In inverse_transform the denormalization is computed on the matrix result and not in the X parameter.

    def inverse_transform(self, X, copy=True):
        """Transform data back to its original space.

        Parameters
        ----------
        X : array-like of shape (n_samples, n_components)
            New data, where n_samples is the number of samples
            and n_components is the number of pls components.
        copy : bool, default=True
            Whether to copy X, or perform in-place normalization.

        Returns
        -------
        X_original array-like of shape (n_samples, n_features)

        Notes
        -----
        This transformation will only be exact if n_components=n_features
        """
        check_is_fitted(self)
        X = check_array(X, copy=copy, dtype=FLOAT_DTYPES)
        # From pls space to original space
        np.matmul(X, self.x_loadings_.T, out=X)

        # Denormalize
        X *= self.x_std_
        X += self.x_mean_
        return X

And by contrast in PCA inverse_transform they seem to not support the inplace functionality.

It doesn't feel natural to support inplace functionality here if it isn't supported in other decomposition methods.

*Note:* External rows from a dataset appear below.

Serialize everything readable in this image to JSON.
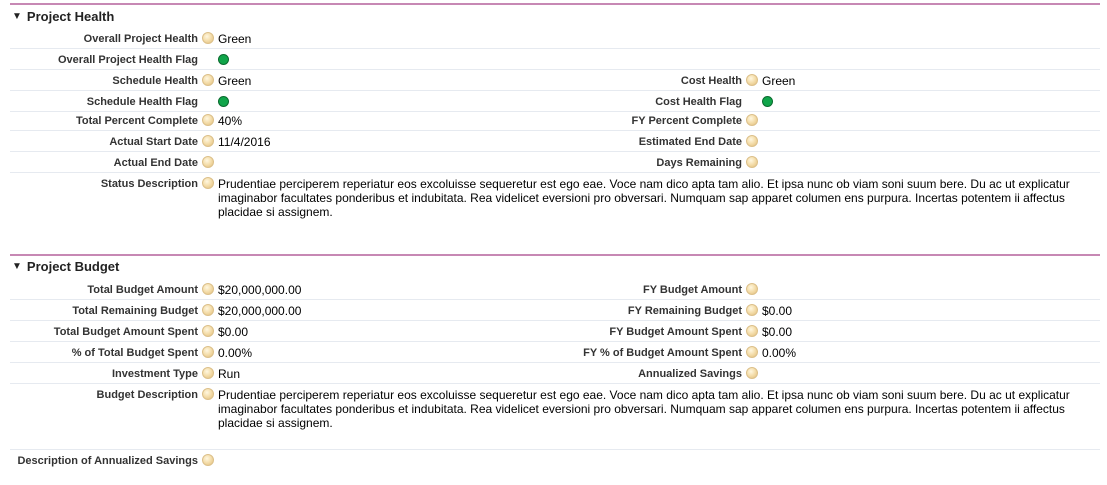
{
  "health": {
    "title": "Project Health",
    "overall_health_label": "Overall Project Health",
    "overall_health_value": "Green",
    "overall_flag_label": "Overall Project Health Flag",
    "schedule_health_label": "Schedule Health",
    "schedule_health_value": "Green",
    "cost_health_label": "Cost Health",
    "cost_health_value": "Green",
    "schedule_flag_label": "Schedule Health Flag",
    "cost_flag_label": "Cost Health Flag",
    "total_pct_label": "Total Percent Complete",
    "total_pct_value": "40%",
    "fy_pct_label": "FY Percent Complete",
    "actual_start_label": "Actual Start Date",
    "actual_start_value": "11/4/2016",
    "est_end_label": "Estimated End Date",
    "actual_end_label": "Actual End Date",
    "days_remaining_label": "Days Remaining",
    "status_desc_label": "Status Description",
    "status_desc_value": "Prudentiae perciperem reperiatur eos excoluisse sequeretur est ego eae. Voce nam dico apta tam alio. Et ipsa nunc ob viam soni suum bere. Du ac ut explicatur imaginabor facultates ponderibus et indubitata. Rea videlicet eversioni pro obversari. Numquam sap apparet columen ens purpura. Incertas potentem ii affectus placidae si assignem."
  },
  "budget": {
    "title": "Project Budget",
    "total_budget_label": "Total Budget Amount",
    "total_budget_value": "$20,000,000.00",
    "fy_budget_label": "FY Budget Amount",
    "total_remaining_label": "Total Remaining Budget",
    "total_remaining_value": "$20,000,000.00",
    "fy_remaining_label": "FY Remaining Budget",
    "fy_remaining_value": "$0.00",
    "total_spent_label": "Total Budget Amount Spent",
    "total_spent_value": "$0.00",
    "fy_spent_label": "FY Budget Amount Spent",
    "fy_spent_value": "$0.00",
    "pct_spent_label": "% of Total Budget Spent",
    "pct_spent_value": "0.00%",
    "fy_pct_spent_label": "FY % of Budget Amount Spent",
    "fy_pct_spent_value": "0.00%",
    "investment_type_label": "Investment Type",
    "investment_type_value": "Run",
    "annualized_savings_label": "Annualized Savings",
    "budget_desc_label": "Budget Description",
    "budget_desc_value": "Prudentiae perciperem reperiatur eos excoluisse sequeretur est ego eae. Voce nam dico apta tam alio. Et ipsa nunc ob viam soni suum bere. Du ac ut explicatur imaginabor facultates ponderibus et indubitata. Rea videlicet eversioni pro obversari. Numquam sap apparet columen ens purpura. Incertas potentem ii affectus placidae si assignem.",
    "annualized_savings_desc_label": "Description of Annualized Savings"
  },
  "colors": {
    "section_rule": "#c788b4",
    "flag_green": "#10a54a",
    "help_icon": "#f5dfae",
    "row_divider": "#e6eaf0"
  },
  "icons": {
    "twisty": "triangle-down-icon",
    "help": "help-bubble-icon",
    "flag": "green-status-flag-icon"
  }
}
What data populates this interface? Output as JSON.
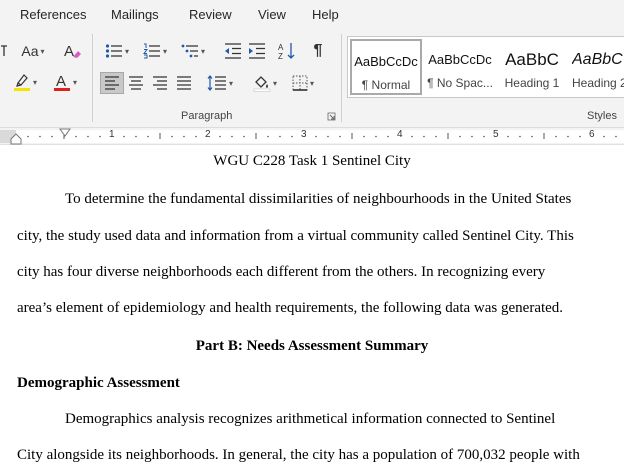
{
  "menu": {
    "tabs": [
      "References",
      "Mailings",
      "Review",
      "View",
      "Help"
    ]
  },
  "ribbon": {
    "font_group": {
      "change_case_label": "Aa",
      "highlight_color": "#f5e400",
      "font_color": "#e0201b"
    },
    "paragraph_group": {
      "label": "Paragraph",
      "paragraph_mark": "¶"
    },
    "styles_group": {
      "label": "Styles",
      "items": [
        {
          "sample": "AaBbCcDc",
          "name": "¶ Normal"
        },
        {
          "sample": "AaBbCcDc",
          "name": "¶ No Spac..."
        },
        {
          "sample": "AaBbC",
          "name": "Heading 1"
        },
        {
          "sample": "AaBbC",
          "name": "Heading 2"
        }
      ]
    }
  },
  "ruler": {
    "numbers": [
      "1",
      "2",
      "3",
      "4",
      "5",
      "6"
    ]
  },
  "document": {
    "title": "WGU C228 Task 1 Sentinel City",
    "paragraph1": [
      "To determine the fundamental dissimilarities of neighbourhoods in the United States",
      "city, the study used data and information from a virtual community called Sentinel City. This",
      "city has four diverse neighborhoods each different from the others. In recognizing every",
      "area’s element of epidemiology and health requirements, the following data was generated."
    ],
    "heading_b": "Part B: Needs Assessment Summary",
    "heading_demo": "Demographic Assessment",
    "paragraph2": [
      "Demographics analysis recognizes arithmetical information connected to Sentinel",
      "City alongside its neighborhoods. In general, the city has a population of 700,032 people with"
    ]
  }
}
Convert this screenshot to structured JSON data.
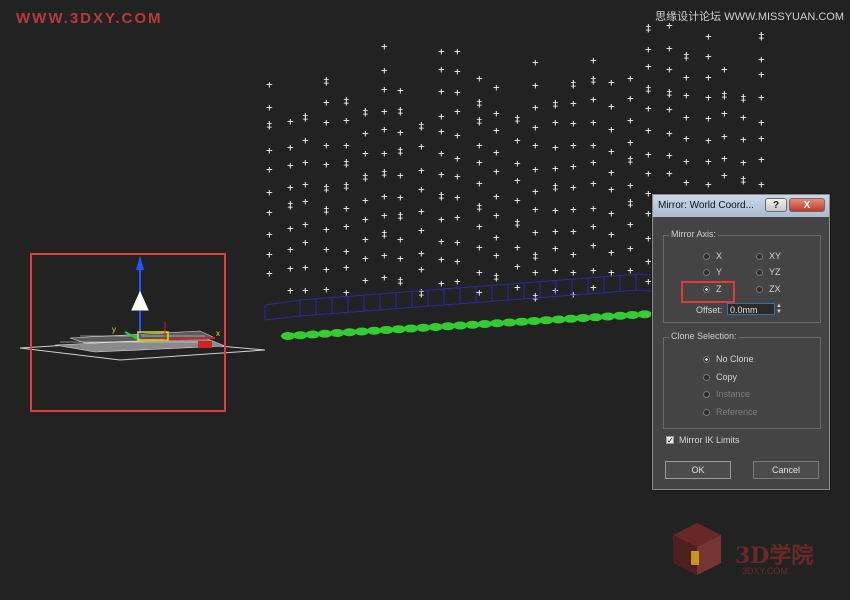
{
  "watermarks": {
    "top_left": "WWW.3DXY.COM",
    "top_right": "思缘设计论坛 WWW.MISSYUAN.COM",
    "bottom_right": "3D学院",
    "bottom_right_sub": "3DXY.COM"
  },
  "dialog": {
    "title": "Mirror: World Coord...",
    "help_label": "?",
    "close_label": "X",
    "mirror_axis": {
      "label": "Mirror Axis:",
      "options": [
        "X",
        "Y",
        "Z",
        "XY",
        "YZ",
        "ZX"
      ],
      "selected": "Z"
    },
    "offset": {
      "label": "Offset:",
      "value": "0.0mm"
    },
    "clone_selection": {
      "label": "Clone Selection:",
      "options": [
        "No Clone",
        "Copy",
        "Instance",
        "Reference"
      ],
      "selected": "No Clone"
    },
    "mirror_ik": {
      "label": "Mirror IK Limits",
      "checked": true
    },
    "ok_label": "OK",
    "cancel_label": "Cancel"
  },
  "gizmo_labels": {
    "y": "y",
    "x": "x"
  },
  "colors": {
    "background": "#222222",
    "highlight": "#e03c3c",
    "grass": "#33cc33",
    "box_wire": "#2a2aa8"
  }
}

What do you think? Or you see value to this inplace feature? (I'll be happy to work in a PR to add it for PCA).

Coming back to the tests, I was able to reproduce the failure test. This is happening because np.matmul(X, self.x_loadings_.T, out=X) is following the known error with numpy==1.11.0 where if the out variable is the same as input it will return a zero matrix (tested by myself).

With numpy==1.17 the test pass as this bug was fixed. Is there a specific reason why numpy==1.11 is being used? Should I push for a solution that solves that bug or ignore the inplace feature?

I believe to have found a solution to bypass this bug and it would be by just hard copying X.
Rewrite the matmul: to np.matmul(X.copy(), self.x_loadings_.T, out=X)

And thanks again for the feedback, I'm learning some new stuff with this PR :)

adrinjalali · 2019-10-24T14:35:22Z

Numpy 1.11 is the oldest numpy we support. We'll be dropping support for that version soon, but not yet.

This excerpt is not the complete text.